Premiere of "Pan Am" Review: lighter than air, but no bubble headed?

Premiere of "Pan Am" Review: lighter than air, but no bubble headed?
David Caruso in need of his trademark sunglasses to look at the bright sky and see the CSI: Miami, a new Sunday night competition: sleek aircraft Pan Am, a new series, that is, to use words that were used during the period in which the show established, kicky - fun, with the promise of something greater.

The West Wing, director and executive producer of Pan Am, Thomas Schlamme directed dreamy vision of what it would be a flight attendant about the early 1960s, and its smooth visual storytelling has done a lot to cover awkward dialogue and trite plot twists, such as passenger boarding the flight marriage containing naughty stewardess (audacious Karine Vanasse) he had an affair with. Kate (Kelly Garner) helps with some of the CIA's espionage, even as the Bay of Pigs mess dragged in to lend some heavy gravity of a series that really wants to be lighter than air.

The most interesting of the main roles Christina Ricci, playing a rebellious flight attendant with a working knowledge of Marxism (you can practically see her beatnik black turtleneck under her uniform to put out, and Ricci wide dark eyes offered evenings spent reading a protest firing bongo poetry). In general, Pan Am juggles romance, espionage, and the comedy in the story lines that will take some time to sort out. Right now, the show does not seem to know exactly what she wants to be, and to experiment with tone, and seeing what works and what does not. That is the attitude that if the tinkering is done properly, can lead to an interesting series.

Pan Am - along with the Playboy Club, which has already landed with a loud flop in the ratings - suggest a profound yet almost inexplicable jealousy that broadcast networks of Matthew Weiner's Mad Men. Period drama persistent appeal for network programmers, even though it does not really work for them, ratings-wise, for a long time (the rate of Swingtown, rear, American Dreams), and that if Pan was to get only the size of Mad Men ABC ratings He would quickly make a death spiral in the cancellation.
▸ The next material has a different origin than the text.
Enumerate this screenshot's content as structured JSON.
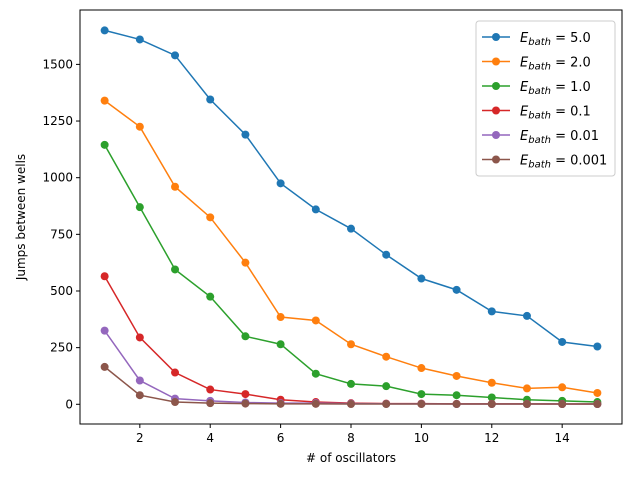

Shaw can certainly do without the dialogue, which tries to formulate what she wants us to believe this - that if the flight attendant career led to, as one of the pilots horny says without a trace of credibility, "a new breed of woman they ... only that the impulse to flee. "Pooh-Leese. What Pan Am sells a fantasy, or envious reminder of what life was once like up, up and away - yes, kids, there really was once a spacious and friendly service. (But then again, you were dressed in suits and ties or dresses to fly, rather than pants and shirts with patches of Starbucks on them.) I'm intrigued enough to look again to see how the show adjusts how much of the romantic story of a spy against it will be located on.